Charlie Rose's conversation with Walters this afternoon and Eytan Fox's movie Walking on Water that I re-watched last night: what do they have in common? Both commandeered my interest completely. They riveted my attention as surely as nails fixed Jesus on his cross. Watching and listening, my mind stopped evaluating itself and applied what was usually self-centered and infertile to something "out" there where the kind of creativity I want can exist.

Barbara described herself as an introvert before she went in front of the TV camera. Her insecurities drove her to work harder and to take advantage of what chance lay across her path. She did not stop at self-scrutiny. She applied what she knew of the process to elicit the spectacular interviews that lay at the heart of her success. She used her most private resources in her public life. This is energy of a different sort. This is how I want to use energy.

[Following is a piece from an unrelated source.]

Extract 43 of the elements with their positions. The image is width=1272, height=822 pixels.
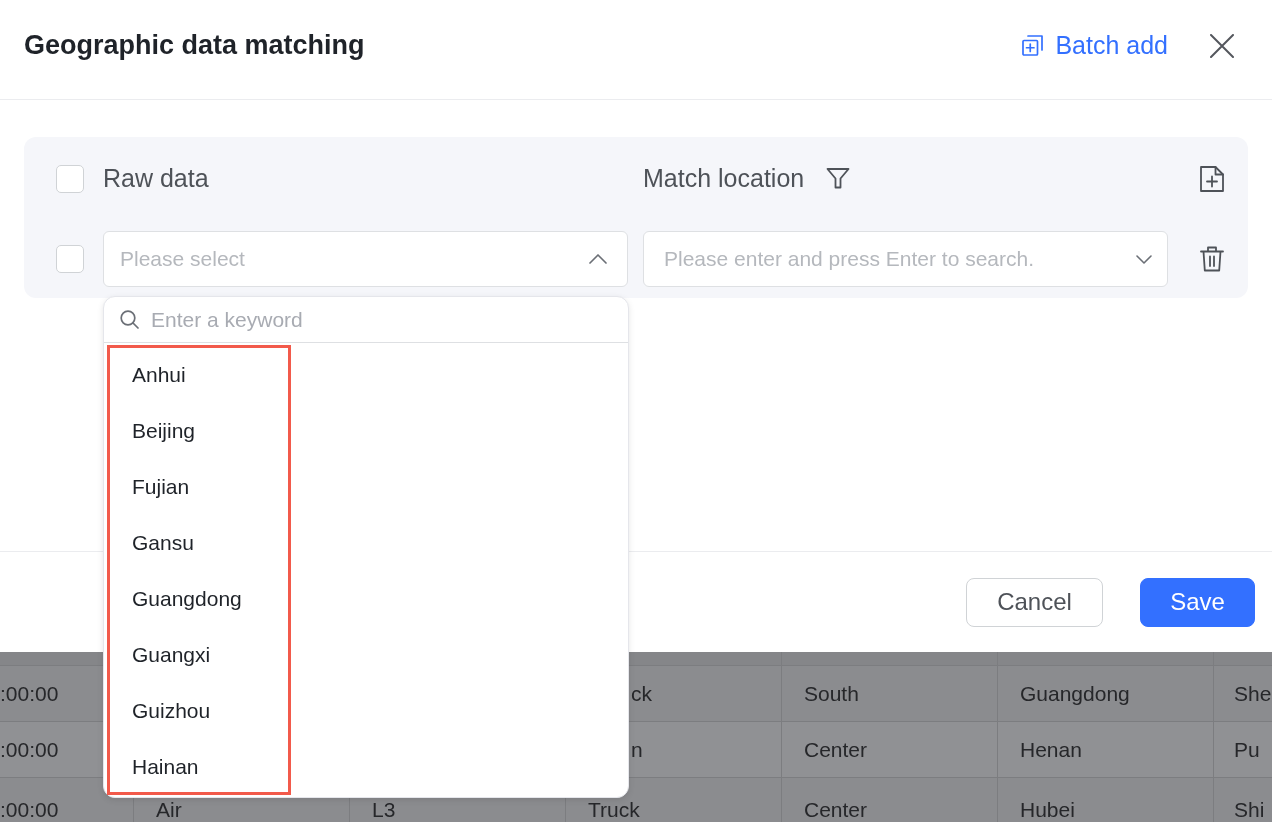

I can dissect my story and the stories I hear about other people. I've done this a lot. It's not where I want to take the remaining years of my life. I want to share what I have lived through and what experiences and insights my choices have given me in a manner that makes other people feel the way I did watching Charlie Rose this afternoon or watching the Israeli movie last night. 

It's like the parable of the talents in the Christian gospels. We can keep the energy to ourselves and it doesn't multiply. It is when we risk losing what moves and inspires us by putting it out there that energy really shows what it is really about. 

This is art: our personal curiosities thrust into the public conversation that the energies collide and become fruitful.